Ingredients:

  • 1 tbsp extra virgin olive oil
  • 1 large yellow onion, finely diced (approx. 200g)
  • 1 red bell pepper, diced (approx. 150g)
  • 4 cloves garlic, minced
  • 1 lb lean ground beef (90/10)
  • 2 tbsp chili powder
  • 1 tbsp ground cumin
  • 1 tsp smoked paprika
  • 0.5 tsp dried oregano
  • 0.25 tsp cayenne pepper
  • 1 tsp kosher salt
  • 3 cans (15 oz each) black beans, drained and rinsed
  • 1 can (14.5 oz) fire-roasted diced tomatoes
  • 2 cups low-sodium beef broth
  • 1 tbsp tomato paste
  • 1 tbsp fresh lime juice
  • 0.5 cup fresh cilantro, chopped

Instructions:

  1. Heat the olive oil in a large Dutch oven or heavy-bottomed pot over medium-high heat.

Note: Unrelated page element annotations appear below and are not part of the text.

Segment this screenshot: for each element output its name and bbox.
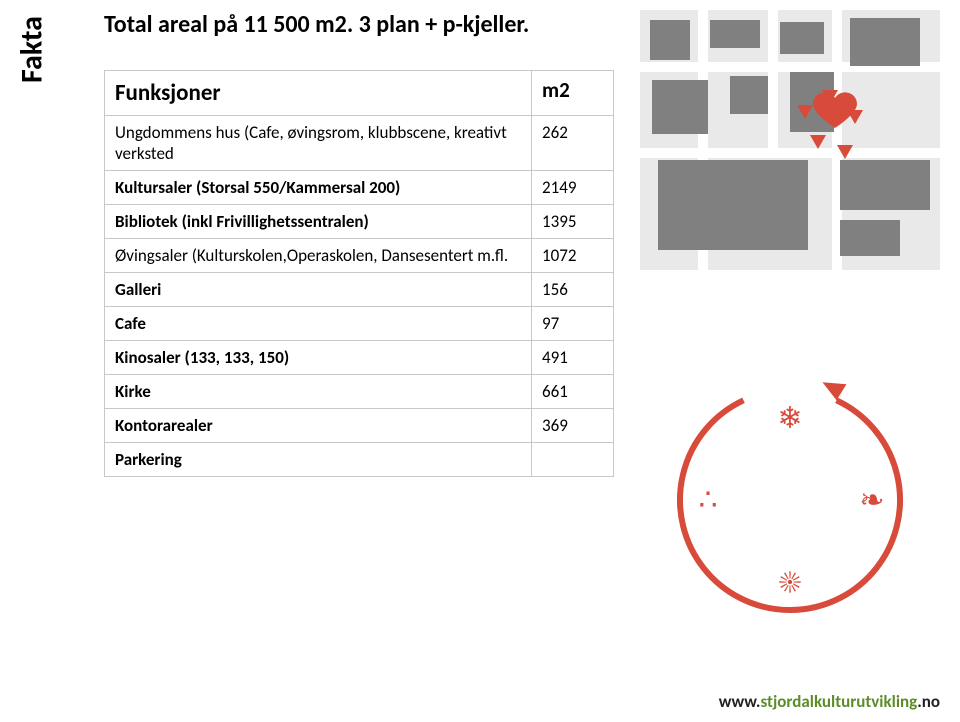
row-label: Kirke	[105, 375, 532, 409]
footer-tld: .no	[917, 691, 940, 712]
row-value: 1072	[532, 239, 614, 273]
row-label: Bibliotek (inkl Frivillighetssentralen)	[105, 205, 532, 239]
svg-text:∴: ∴	[698, 482, 717, 519]
facts-table: Funksjonerm2Ungdommens hus (Cafe, øvings…	[104, 70, 614, 477]
footer-url: www.stjordalkulturutvikling.no	[719, 691, 940, 712]
row-value: 262	[532, 116, 614, 171]
table-row: Galleri156	[105, 273, 614, 307]
row-label: Kinosaler (133, 133, 150)	[105, 341, 532, 375]
row-label: Øvingsaler (Kulturskolen,Operaskolen, Da…	[105, 239, 532, 273]
seasons-cycle-figure: ❄ ∴ ☀ ❧	[660, 370, 920, 630]
table-row: Cafe97	[105, 307, 614, 341]
svg-text:❧: ❧	[859, 482, 884, 519]
table-row: Kinosaler (133, 133, 150)491	[105, 341, 614, 375]
table-row: Kultursaler (Storsal 550/Kammersal 200)2…	[105, 171, 614, 205]
row-value: 661	[532, 375, 614, 409]
row-value	[532, 443, 614, 477]
row-value: 156	[532, 273, 614, 307]
row-label: Parkering	[105, 443, 532, 477]
table-row: Øvingsaler (Kulturskolen,Operaskolen, Da…	[105, 239, 614, 273]
footer-www: www.	[719, 691, 761, 712]
svg-text:❄: ❄	[777, 400, 802, 437]
row-value: 2149	[532, 171, 614, 205]
row-value: 369	[532, 409, 614, 443]
table-row: Kontorarealer369	[105, 409, 614, 443]
row-value: 491	[532, 341, 614, 375]
table-header-right: m2	[532, 71, 614, 116]
row-label: Kultursaler (Storsal 550/Kammersal 200)	[105, 171, 532, 205]
row-value: 1395	[532, 205, 614, 239]
sidebar-label: Fakta	[8, 0, 56, 180]
table-header-left: Funksjoner	[105, 71, 532, 116]
site-map-figure	[640, 10, 940, 270]
row-label: Galleri	[105, 273, 532, 307]
table-row: Parkering	[105, 443, 614, 477]
table-row: Ungdommens hus (Cafe, øvingsrom, klubbsc…	[105, 116, 614, 171]
table-row: Kirke661	[105, 375, 614, 409]
row-label: Kontorarealer	[105, 409, 532, 443]
row-value: 97	[532, 307, 614, 341]
page-title: Total areal på 11 500 m2. 3 plan + p-kje…	[104, 10, 529, 39]
footer-domain: stjordalkulturutvikling	[760, 691, 917, 712]
row-label: Ungdommens hus (Cafe, øvingsrom, klubbsc…	[105, 116, 532, 171]
table-row: Bibliotek (inkl Frivillighetssentralen)1…	[105, 205, 614, 239]
svg-text:☀: ☀	[779, 564, 801, 601]
row-label: Cafe	[105, 307, 532, 341]
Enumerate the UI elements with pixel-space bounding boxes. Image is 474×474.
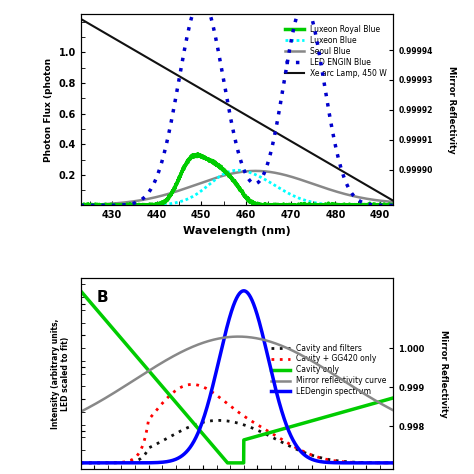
Y-axis label: Mirror Reflectivity: Mirror Reflectivity	[438, 330, 447, 418]
Y-axis label: Photon Flux (photon: Photon Flux (photon	[44, 58, 53, 162]
Y-axis label: Intensity (arbitrary units,
LED scaled to fit): Intensity (arbitrary units, LED scaled t…	[51, 319, 70, 429]
Text: B: B	[96, 290, 108, 304]
Legend: Cavity and filters, Cavity + GG420 only, Cavity only, Mirror reflectivity curve,: Cavity and filters, Cavity + GG420 only,…	[268, 340, 390, 399]
Y-axis label: Mirror Reflectivity: Mirror Reflectivity	[447, 66, 456, 154]
Legend: Luxeon Royal Blue, Luxeon Blue, Seoul Blue, LED ENGIN Blue, Xe arc Lamp, 450 W: Luxeon Royal Blue, Luxeon Blue, Seoul Bl…	[282, 22, 390, 81]
X-axis label: Wavelength (nm): Wavelength (nm)	[183, 226, 291, 236]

  2. Add the diced onion and red bell pepper. Sauté for 5 minutes until the vegetables are softened and translucent.
  3. Add the lean ground beef to the pot. Cook until thoroughly browned, using a wooden spoon to break the meat into small crumbles.

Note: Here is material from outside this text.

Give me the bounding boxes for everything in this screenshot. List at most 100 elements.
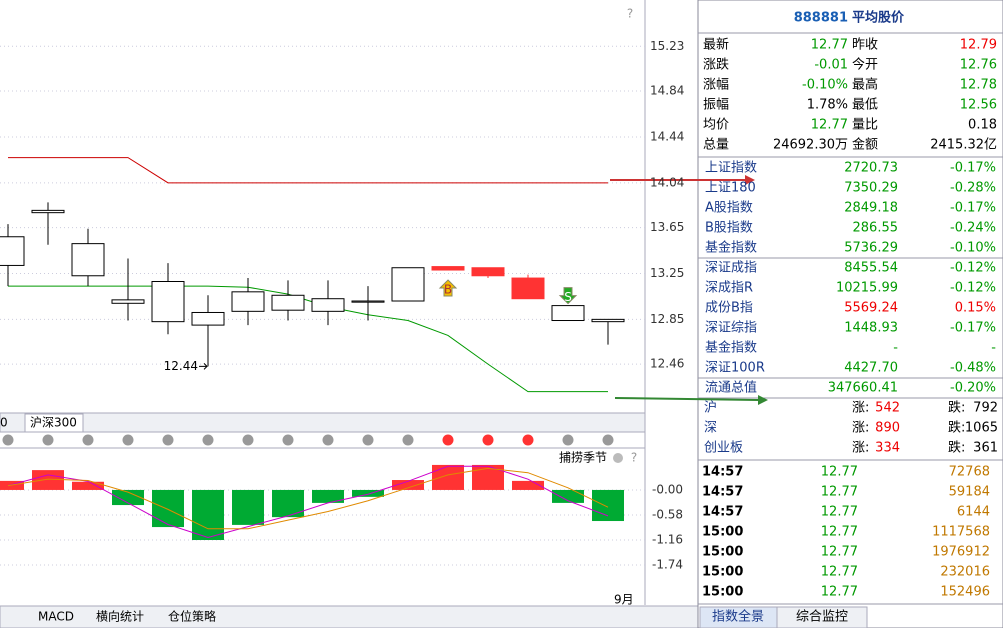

  4. Stir in the minced garlic, chili powder, cumin, smoked paprika, oregano, cayenne, and salt. Sauté for 1-2 minutes to bloom the spices in the fat.
  5. Add the tomato paste, black beans, fire-roasted tomatoes (with juices), and broth. Stir well to combine.
  6. Using the back of a wooden spoon, crush approximately one-third of the black beans against the side of the pot to release starches and naturally thicken the liquid.
  7. Bring to a simmer, then reduce heat to low and simmer for 15 minutes to allow flavors to meld.
  8. Remove from heat. Stir in the fresh lime juice and chopped cilantro. Adjust salt to taste and serve hot.